1) The predominance of lay leadership and the decrease in the number of women and men religious. Lay leaders have become the primary culture bearers of our organizations. The question is "What culture will we bear?" Will the culture be predominantly grounded in, and reflective of, the Gospel and the heritage of the sisters? Or will the culture be increasingly and primarily shaped and defined by the values, beliefs, practices and dynamics of the marketplace and the broader secular culture? Much attentiveness will be required to prevent the preceding question from dominating and to continue the ongoing formation of leaders and other staff in the desired culture. Ethics somehow needs to be central to these efforts because ethics deals with the very substance of a culture — values, belief, practices and policies.

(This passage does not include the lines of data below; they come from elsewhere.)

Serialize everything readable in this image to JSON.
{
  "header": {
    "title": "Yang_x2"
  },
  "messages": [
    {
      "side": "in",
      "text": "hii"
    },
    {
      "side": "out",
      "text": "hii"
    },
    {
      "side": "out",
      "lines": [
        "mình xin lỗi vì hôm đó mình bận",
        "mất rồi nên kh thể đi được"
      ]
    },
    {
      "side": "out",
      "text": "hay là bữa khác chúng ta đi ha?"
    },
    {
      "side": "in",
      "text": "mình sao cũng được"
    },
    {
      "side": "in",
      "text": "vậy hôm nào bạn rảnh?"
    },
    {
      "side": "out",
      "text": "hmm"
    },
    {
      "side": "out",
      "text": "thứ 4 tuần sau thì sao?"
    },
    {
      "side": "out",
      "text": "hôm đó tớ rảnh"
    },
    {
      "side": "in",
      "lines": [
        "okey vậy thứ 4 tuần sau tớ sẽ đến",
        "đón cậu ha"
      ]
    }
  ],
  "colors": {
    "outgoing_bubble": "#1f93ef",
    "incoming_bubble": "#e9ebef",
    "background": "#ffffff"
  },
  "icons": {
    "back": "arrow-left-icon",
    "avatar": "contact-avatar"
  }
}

One of the key roles of ethics in an organization is to help nourish, sustain, promote and even challenge the culture. Looking to the future, Catholic health care ethics will need to be about more than clinical issues, which have traditionally been its primary focus and will continue to be important. However, other issues cannot be neglected. Catholic health care ethics will need to concern itself with shaping the culture and the culture bearers.

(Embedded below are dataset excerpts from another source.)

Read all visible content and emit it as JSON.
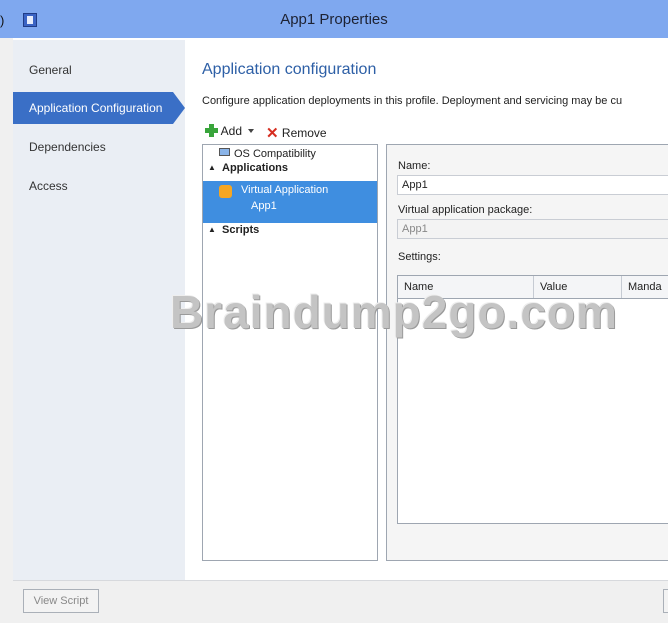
{
  "window": {
    "title": "App1 Properties",
    "stray_char": ")"
  },
  "sidebar": {
    "items": [
      {
        "label": "General",
        "active": false
      },
      {
        "label": "Application Configuration",
        "active": true
      },
      {
        "label": "Dependencies",
        "active": false
      },
      {
        "label": "Access",
        "active": false
      }
    ]
  },
  "main": {
    "title": "Application configuration",
    "description": "Configure application deployments in this profile. Deployment and servicing may be cu",
    "toolbar": {
      "add_label": "Add",
      "remove_label": "Remove"
    },
    "tree": {
      "os_compatibility": "OS Compatibility",
      "applications_group": "Applications",
      "selected_app_name": "Virtual Application",
      "selected_app_sub": "App1",
      "scripts_group": "Scripts"
    },
    "detail": {
      "name_label": "Name:",
      "name_value": "App1",
      "package_label": "Virtual application package:",
      "package_value": "App1",
      "settings_label": "Settings:",
      "columns": [
        "Name",
        "Value",
        "Manda"
      ]
    }
  },
  "watermark": "Braindump2go.com",
  "footer": {
    "view_script_label": "View Script"
  },
  "colors": {
    "titlebar": "#7fa8ef",
    "accent": "#3a6fc6",
    "selection": "#3f8ee0",
    "heading": "#2d5fa6"
  }
}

2) Catholic health care ethics must come to the realization that it is central not only to helping shape the culture of an organization, its identity, but is also central to guiding the organization's decision-making and behavior, its integrity. In other words, it is important that Catholic health care ethics expand its scope to attend to the behavior and decision-making of the organization at all levels and in all dimensions. Ethics should assist the organization to be what it claims to be in regard to identity, character, culture and to discern what it ought to do (and not do) in light of who it claims to be. It should help Catholic identity to permeate the entire organization and to be integrated throughout the organization. This will be especially important with the increasing forces challenging Catholic identity from without and within. Hence, moving into the future, the concerns, the focus and the content of Catholic health care ethics will need to be broadened.

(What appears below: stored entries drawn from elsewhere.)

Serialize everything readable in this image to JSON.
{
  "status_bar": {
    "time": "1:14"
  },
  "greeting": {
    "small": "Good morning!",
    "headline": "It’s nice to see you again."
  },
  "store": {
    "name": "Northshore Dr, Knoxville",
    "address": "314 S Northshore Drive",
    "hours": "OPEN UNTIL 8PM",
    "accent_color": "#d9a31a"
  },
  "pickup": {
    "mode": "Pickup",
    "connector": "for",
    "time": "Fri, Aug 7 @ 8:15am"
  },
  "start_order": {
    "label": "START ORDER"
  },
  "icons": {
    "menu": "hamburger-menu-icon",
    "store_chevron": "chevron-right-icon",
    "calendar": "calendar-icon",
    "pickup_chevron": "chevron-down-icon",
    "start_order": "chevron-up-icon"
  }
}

3) The ecclesial environment is going to shape Catholic health care ethics moving forward. In recent years, several commentators have observed a gradual but inevitable shift from the spirit, theology and reforms of Vatican II, not only among some of the hierarchy and clergy, but also among segments of the laity. These shifts have had, they claim, a direct impact on many aspects of church life, including theological and ethical inquiry and methodology. In such an environment, it could be difficult to do Catholic health care ethics and to do it with scientific rigor, creativity, pastoral sensitivity and integrity — qualities exemplified by Fr. O'Rourke. The challenge will be made more difficult where suspicion exists of Catholic health care and its observance of the Ethical and Religious Directives, whether the questions originate with hierarchy, clergy or lay groups and individuals. At times, some may reduce Catholic identity to adherence to a few directives and not appreciate its broader and deeper meaning and all the good that Catholic health care does for the people and communities it serves. Navigating such waters is unlikely to be easy.

Conclusion
The topic of the future of Catholic health care ethics is multi-faceted. For example, some leaders in Catholic health care do not understand or fully appreciate the role or importance of ethics in their organizations. Also, a shortage of health care ethicists exists in academia and in health care settings. Plus, ethics in Catholic health care is often done by volunteers (i.e., ethics committees), who may or may not be adequately trained in ethics and/or in Catholic health care ethics.

There are big shoes to fill, Fr. O'Rourke's among them. One thing is certain, though. The future will soon be upon us. Given this, what needs to be done now to ensure that Catholic health care ethics is a vital and rich contributor to the ministry in the future? Simply allowing things to unfold as they may is not the answer.